We share many similar worldviews. And your concept of 'feelings are fleeting' has been a guiding light to me in this process. I deeply respect your decision to stand for yourself and your vows and how that defines who you are a person in this world.
H is an atheist (think Christopher Hitchens) and I am spiritual, but not religious. Our vows reflected this and eliminated wording about man and wife and death do us part and forever and ever, amen (and obviously we weren't married in a church; H would have walked away if God were asked to be a witness, etc). Our vows reflected us at the time: love, honor, respect, openly resolving our differences and allowing and accepting each other as we are, encouraging growth and supporting our differences. I guess when I really read our vows, I can honor them with or without him as my H, whether I have a new partner in my life or not. And not in the funny-business way of finding a loophole, but in the truest sense of how we wrote and intended those vow to represent us. I am still living and honoring my vows, and always will.

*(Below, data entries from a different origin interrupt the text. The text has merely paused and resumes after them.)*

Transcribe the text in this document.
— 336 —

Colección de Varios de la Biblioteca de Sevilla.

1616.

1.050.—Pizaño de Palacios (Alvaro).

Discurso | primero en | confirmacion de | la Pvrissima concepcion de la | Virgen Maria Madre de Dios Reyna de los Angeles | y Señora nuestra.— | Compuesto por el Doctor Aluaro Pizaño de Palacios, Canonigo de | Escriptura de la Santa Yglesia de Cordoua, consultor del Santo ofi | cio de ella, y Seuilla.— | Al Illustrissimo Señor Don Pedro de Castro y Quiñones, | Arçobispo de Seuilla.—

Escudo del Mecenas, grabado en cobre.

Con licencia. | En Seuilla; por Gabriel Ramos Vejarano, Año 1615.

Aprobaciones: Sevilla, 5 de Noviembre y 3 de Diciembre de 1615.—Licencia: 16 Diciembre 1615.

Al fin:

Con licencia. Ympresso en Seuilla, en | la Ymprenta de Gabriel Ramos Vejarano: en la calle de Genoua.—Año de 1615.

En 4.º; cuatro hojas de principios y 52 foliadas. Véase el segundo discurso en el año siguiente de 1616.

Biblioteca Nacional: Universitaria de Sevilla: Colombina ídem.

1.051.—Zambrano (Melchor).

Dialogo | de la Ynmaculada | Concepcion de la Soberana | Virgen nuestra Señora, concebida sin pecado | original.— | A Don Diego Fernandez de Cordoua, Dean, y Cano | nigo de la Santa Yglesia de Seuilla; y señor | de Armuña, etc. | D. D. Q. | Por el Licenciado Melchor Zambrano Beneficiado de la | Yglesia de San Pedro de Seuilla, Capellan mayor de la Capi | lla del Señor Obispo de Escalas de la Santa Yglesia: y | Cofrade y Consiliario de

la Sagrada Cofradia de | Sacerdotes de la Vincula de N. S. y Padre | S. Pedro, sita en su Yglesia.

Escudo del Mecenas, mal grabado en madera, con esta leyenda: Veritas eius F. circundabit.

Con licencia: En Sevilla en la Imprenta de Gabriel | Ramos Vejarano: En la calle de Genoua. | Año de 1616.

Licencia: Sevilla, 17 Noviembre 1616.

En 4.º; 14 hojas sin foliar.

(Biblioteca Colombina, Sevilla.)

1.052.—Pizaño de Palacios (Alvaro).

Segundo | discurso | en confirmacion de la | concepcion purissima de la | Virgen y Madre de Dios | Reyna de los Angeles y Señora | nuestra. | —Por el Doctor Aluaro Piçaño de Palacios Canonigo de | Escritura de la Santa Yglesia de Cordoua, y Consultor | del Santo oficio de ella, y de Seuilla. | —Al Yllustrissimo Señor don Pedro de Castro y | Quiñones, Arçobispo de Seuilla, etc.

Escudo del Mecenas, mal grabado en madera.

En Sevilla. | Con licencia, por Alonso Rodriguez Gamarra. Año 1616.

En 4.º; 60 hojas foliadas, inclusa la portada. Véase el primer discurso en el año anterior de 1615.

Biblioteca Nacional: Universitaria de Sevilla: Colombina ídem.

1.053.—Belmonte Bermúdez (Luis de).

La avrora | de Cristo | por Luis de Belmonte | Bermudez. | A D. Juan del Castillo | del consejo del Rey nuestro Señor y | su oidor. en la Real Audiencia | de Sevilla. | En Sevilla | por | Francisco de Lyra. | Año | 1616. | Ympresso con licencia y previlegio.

The 'filling a hole' has been something I have been acutely aware of since this whole process started. That I could never re-partner until the H-sized hole in my life was filled back in with only me. And I honestly thought that would never really happen; my love for him was so big, the hole so gaping. But inch by inch that hole has filled. It will never be flush, thank goodness, because what would be the point of life if not to continually grow? But that hole isn't a vortex, nor do I really notice it much anymore. It's just me, being me these days.
I am no longer standing for H or my M. I am standing purely for me.

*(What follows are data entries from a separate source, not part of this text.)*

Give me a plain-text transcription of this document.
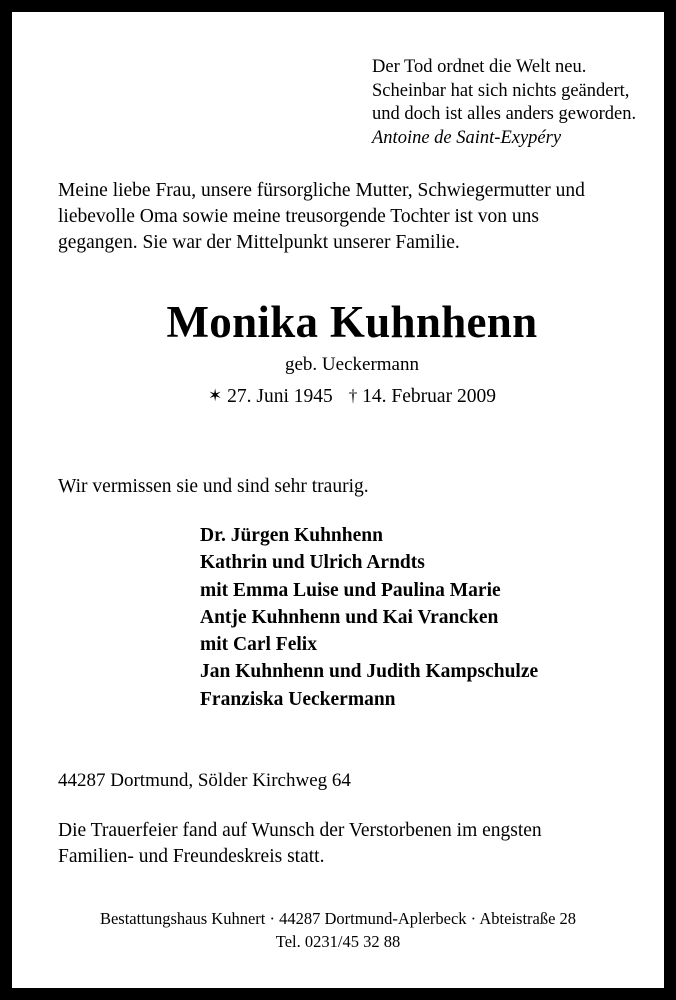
Der Tod ordnet die Welt neu.
Scheinbar hat sich nichts geändert,
und doch ist alles anders geworden.
Antoine de Saint-Exypéry
Meine liebe Frau, unsere fürsorgliche Mutter, Schwiegermutter und
liebevolle Oma sowie meine treusorgende Tochter ist von uns
gegangen. Sie war der Mittelpunkt unserer Familie.
Monika Kuhnhenn
geb. Ueckermann
✶ 27. Juni 1945 † 14. Februar 2009
Wir vermissen sie und sind sehr traurig.
Dr. Jürgen Kuhnhenn
Kathrin und Ulrich Arndts
mit Emma Luise und Paulina Marie
Antje Kuhnhenn und Kai Vrancken
mit Carl Felix
Jan Kuhnhenn und Judith Kampschulze
Franziska Ueckermann
44287 Dortmund, Sölder Kirchweg 64
Die Trauerfeier fand auf Wunsch der Verstorbenen im engsten
Familien- und Freundeskreis statt.
Bestattungshaus Kuhnert · 44287 Dortmund-Aplerbeck · Abteistraße 28
Tel. 0231/45 32 88
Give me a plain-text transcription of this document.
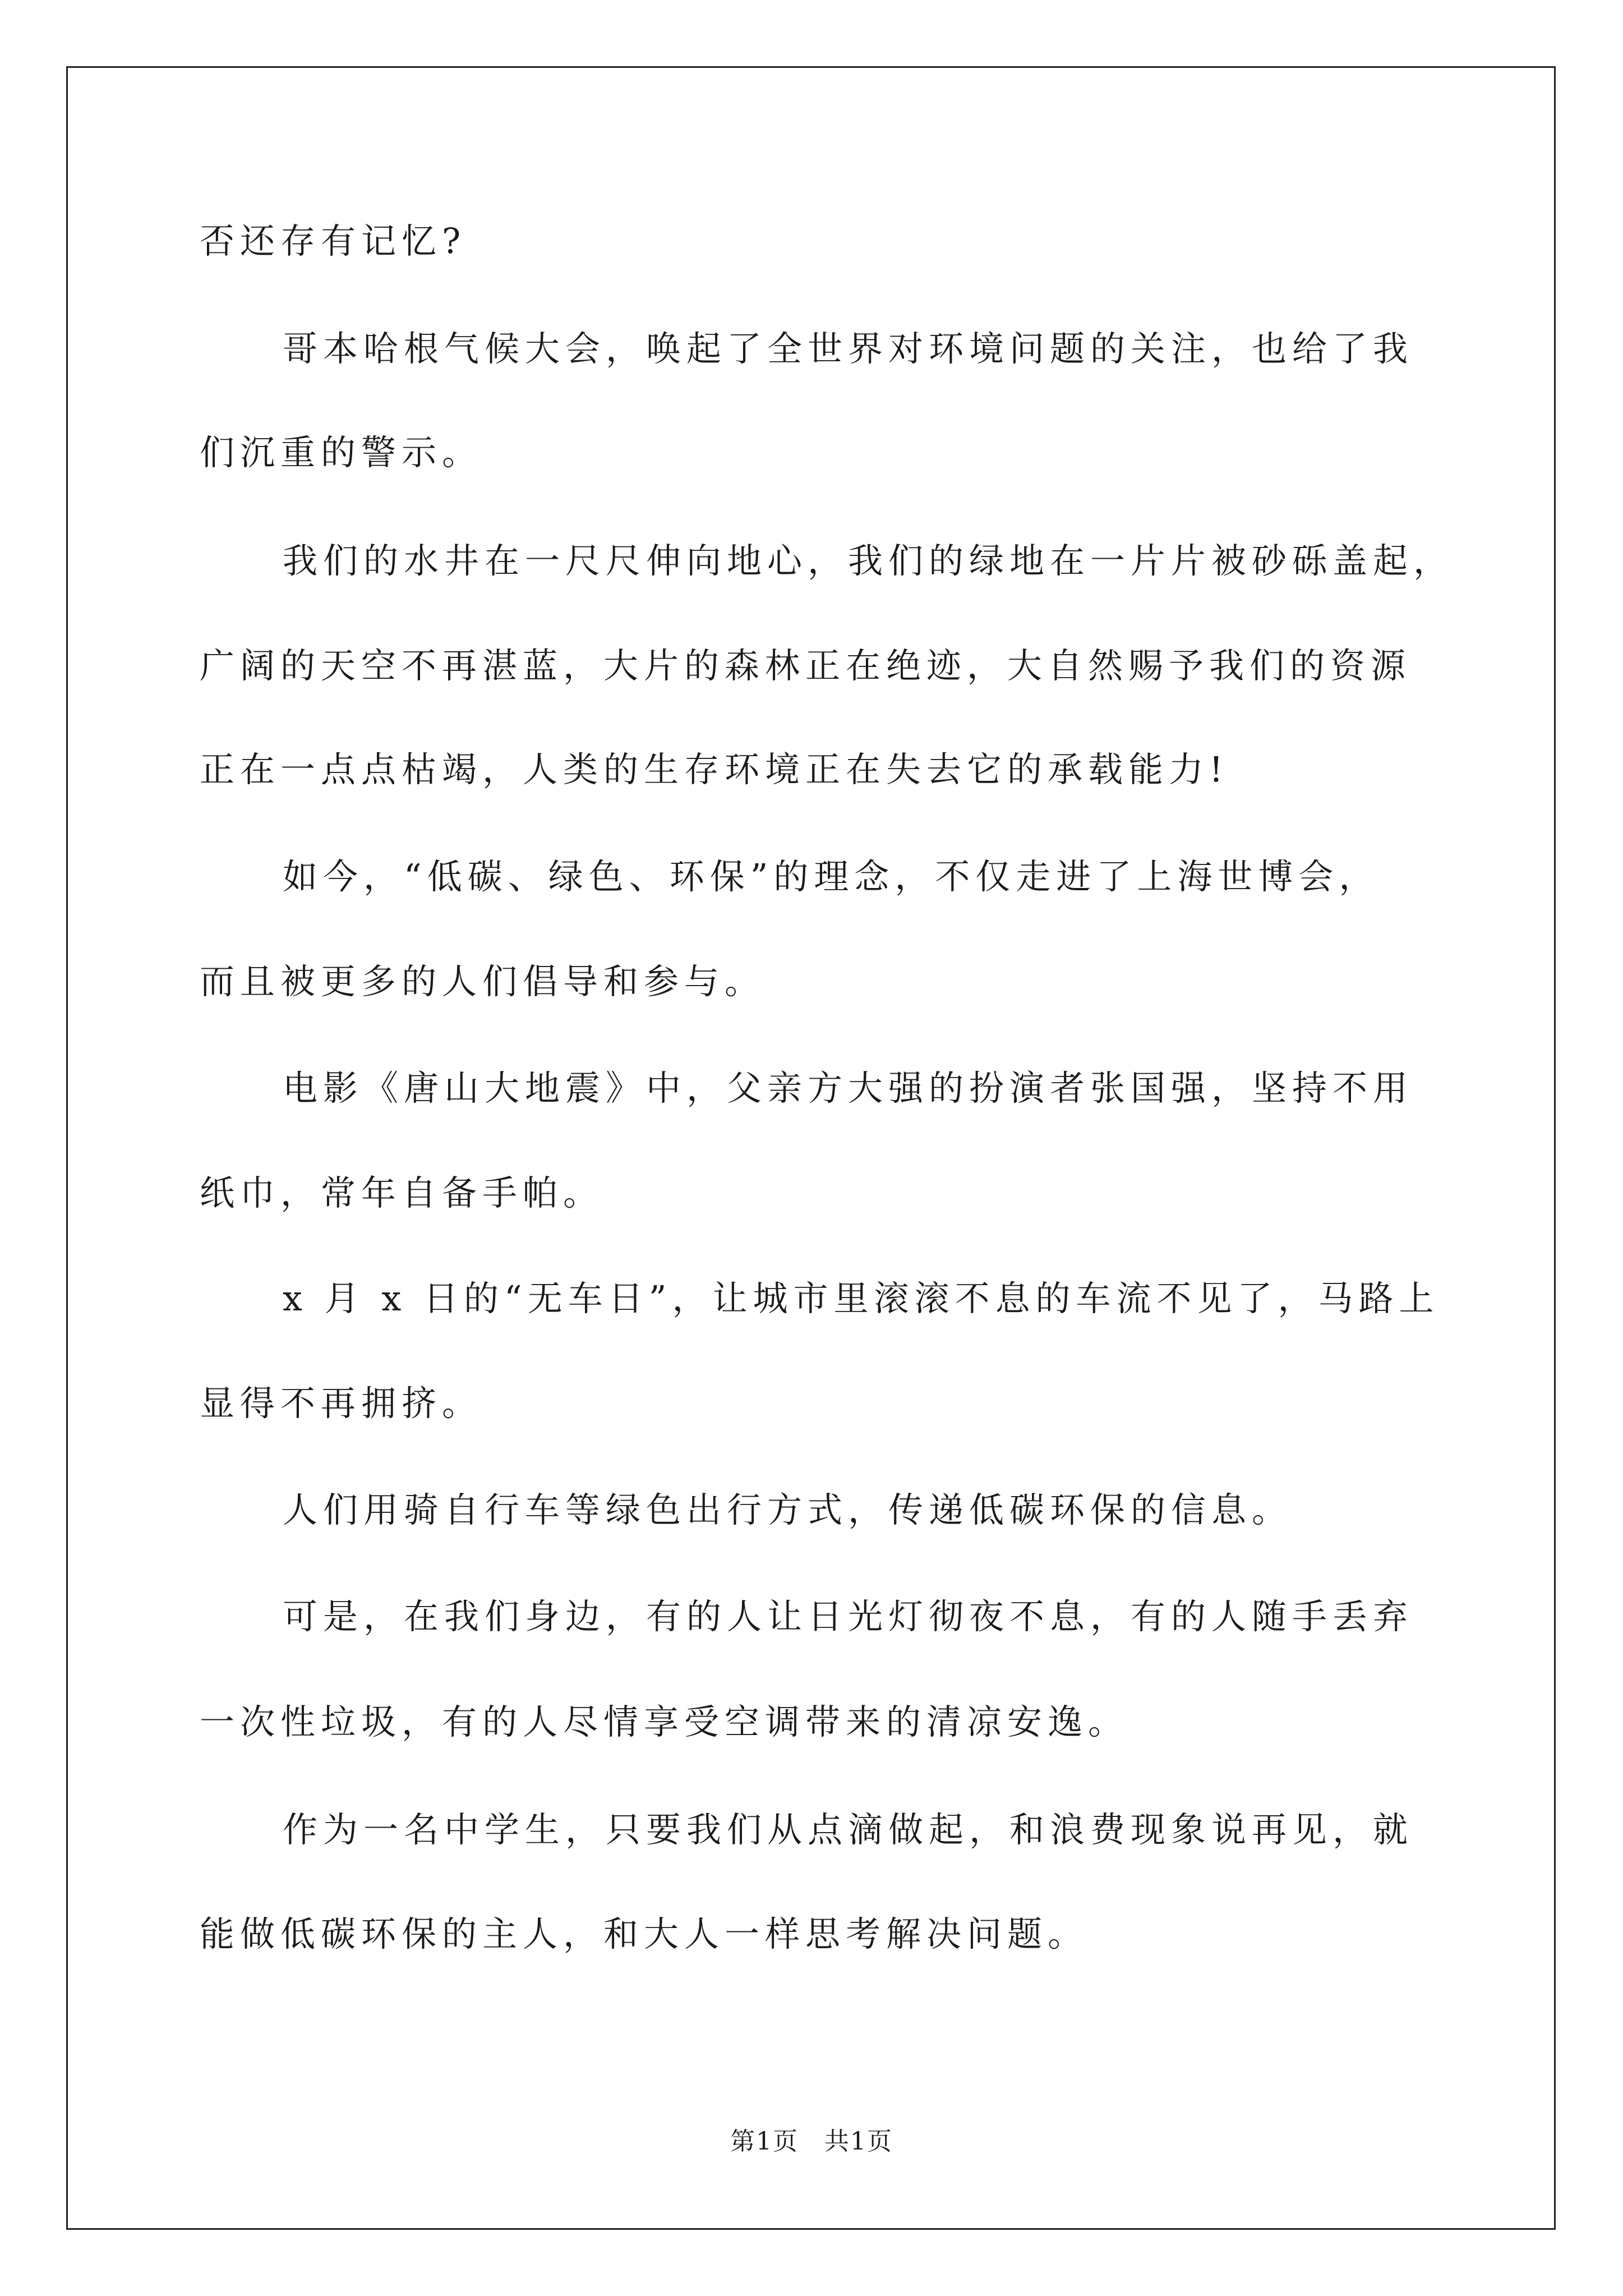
否还存有记忆?
哥本哈根气候大会，唤起了全世界对环境问题的关注，也给了我
们沉重的警示。
我们的水井在一尺尺伸向地心，我们的绿地在一片片被砂砾盖起，
广阔的天空不再湛蓝，大片的森林正在绝迹，大自然赐予我们的资源
正在一点点枯竭，人类的生存环境正在失去它的承载能力!
如今，“低碳、绿色、环保”的理念，不仅走进了上海世博会，
而且被更多的人们倡导和参与。
电影《唐山大地震》中，父亲方大强的扮演者张国强，坚持不用
纸巾，常年自备手帕。
x 月 x 日的“无车日”，让城市里滚滚不息的车流不见了，马路上
显得不再拥挤。
人们用骑自行车等绿色出行方式，传递低碳环保的信息。
可是，在我们身边，有的人让日光灯彻夜不息，有的人随手丢弃
一次性垃圾，有的人尽情享受空调带来的清凉安逸。
作为一名中学生，只要我们从点滴做起，和浪费现象说再见，就
能做低碳环保的主人，和大人一样思考解决问题。
第1页　共1页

Another area that I have spent a long time considering is whether it is fair to introduce someone into my life at this stage. The baggage (no matter how light it may or may not be) of the impending, molasses-moving D isn't really fair to hoist on to another person. But then again, who am I to 'save' another person? My caretaking days are slowly receding. (And by caretaking, I mean in the disordered sense, where I feel it is my responsibility to minister for, cater to and protect/save people from their poor decisions or behavior, even if that poor decision is choosing me.) What if a man falls madly in love with me, and me him, tomorrow? (work with me here) Do I choose to deny my love and deflect his, only because I have too much baggage? Hmmm... I am going to leave this open-ended because I don't know how I feel about all of this and welcome thoughts.

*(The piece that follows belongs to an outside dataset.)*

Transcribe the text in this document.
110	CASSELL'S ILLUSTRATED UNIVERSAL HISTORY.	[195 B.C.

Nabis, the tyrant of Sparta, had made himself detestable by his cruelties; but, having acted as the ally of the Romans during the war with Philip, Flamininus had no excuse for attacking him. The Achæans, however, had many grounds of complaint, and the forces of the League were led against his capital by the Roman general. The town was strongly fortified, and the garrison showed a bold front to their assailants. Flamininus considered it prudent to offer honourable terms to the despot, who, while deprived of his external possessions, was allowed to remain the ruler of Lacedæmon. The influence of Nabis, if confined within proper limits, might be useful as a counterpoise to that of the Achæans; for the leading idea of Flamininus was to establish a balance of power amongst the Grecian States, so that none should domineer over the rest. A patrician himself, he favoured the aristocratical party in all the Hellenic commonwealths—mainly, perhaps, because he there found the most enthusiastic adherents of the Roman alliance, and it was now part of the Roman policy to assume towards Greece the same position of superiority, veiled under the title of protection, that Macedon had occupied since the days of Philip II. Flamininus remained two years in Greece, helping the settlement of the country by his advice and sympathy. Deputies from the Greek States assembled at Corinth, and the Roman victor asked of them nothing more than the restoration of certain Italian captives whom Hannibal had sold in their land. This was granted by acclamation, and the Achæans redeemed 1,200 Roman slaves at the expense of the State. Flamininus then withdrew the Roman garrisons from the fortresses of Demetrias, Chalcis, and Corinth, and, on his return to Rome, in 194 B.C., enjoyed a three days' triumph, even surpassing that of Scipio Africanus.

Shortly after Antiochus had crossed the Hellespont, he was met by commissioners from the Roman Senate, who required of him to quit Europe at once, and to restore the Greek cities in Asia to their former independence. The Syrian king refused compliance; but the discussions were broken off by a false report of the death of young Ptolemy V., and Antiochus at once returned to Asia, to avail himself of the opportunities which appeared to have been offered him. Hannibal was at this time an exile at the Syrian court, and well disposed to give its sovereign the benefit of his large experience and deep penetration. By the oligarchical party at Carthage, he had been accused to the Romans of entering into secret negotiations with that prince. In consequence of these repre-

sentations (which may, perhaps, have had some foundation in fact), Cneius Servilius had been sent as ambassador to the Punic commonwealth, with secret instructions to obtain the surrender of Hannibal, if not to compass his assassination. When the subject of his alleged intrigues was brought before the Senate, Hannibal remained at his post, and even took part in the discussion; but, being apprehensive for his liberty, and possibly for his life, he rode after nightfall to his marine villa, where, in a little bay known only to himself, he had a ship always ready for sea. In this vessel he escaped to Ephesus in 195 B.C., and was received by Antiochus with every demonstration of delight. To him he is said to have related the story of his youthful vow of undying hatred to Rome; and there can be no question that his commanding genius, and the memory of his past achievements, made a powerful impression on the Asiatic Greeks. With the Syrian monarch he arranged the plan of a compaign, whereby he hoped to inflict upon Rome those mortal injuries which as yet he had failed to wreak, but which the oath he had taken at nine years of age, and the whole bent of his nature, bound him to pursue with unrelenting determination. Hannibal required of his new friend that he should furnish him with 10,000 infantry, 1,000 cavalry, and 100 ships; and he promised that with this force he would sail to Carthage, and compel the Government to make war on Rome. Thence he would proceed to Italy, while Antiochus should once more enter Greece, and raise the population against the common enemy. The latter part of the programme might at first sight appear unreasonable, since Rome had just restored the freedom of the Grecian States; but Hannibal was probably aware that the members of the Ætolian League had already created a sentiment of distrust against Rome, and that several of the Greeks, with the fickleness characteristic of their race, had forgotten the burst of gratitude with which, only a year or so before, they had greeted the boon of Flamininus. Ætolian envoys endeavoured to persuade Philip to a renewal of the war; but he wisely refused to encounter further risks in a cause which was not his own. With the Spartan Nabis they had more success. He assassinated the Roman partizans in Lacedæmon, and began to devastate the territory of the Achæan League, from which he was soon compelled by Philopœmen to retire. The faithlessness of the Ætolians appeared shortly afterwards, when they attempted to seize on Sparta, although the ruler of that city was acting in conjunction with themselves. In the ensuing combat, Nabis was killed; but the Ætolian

And then the largest conundrum for me is the likelihood that my next R will be a rebound R. Oh, heavens, how terrible for this next person! Who should have to sign up for that?
This is all a long-winded way of defining my current state: I am not sure I am seeking, but I am not sure I would turn down a potential love interest.
Paco, you are so wise. I loved your definition of loneliness vs LONELINESS. I think I would politely decline the former and potentially welcome the latter should it land in my lap. I guess that's the best definition of where I am at the moment.
Big hugs to all, thanks for your vulnerable, beautiful replies.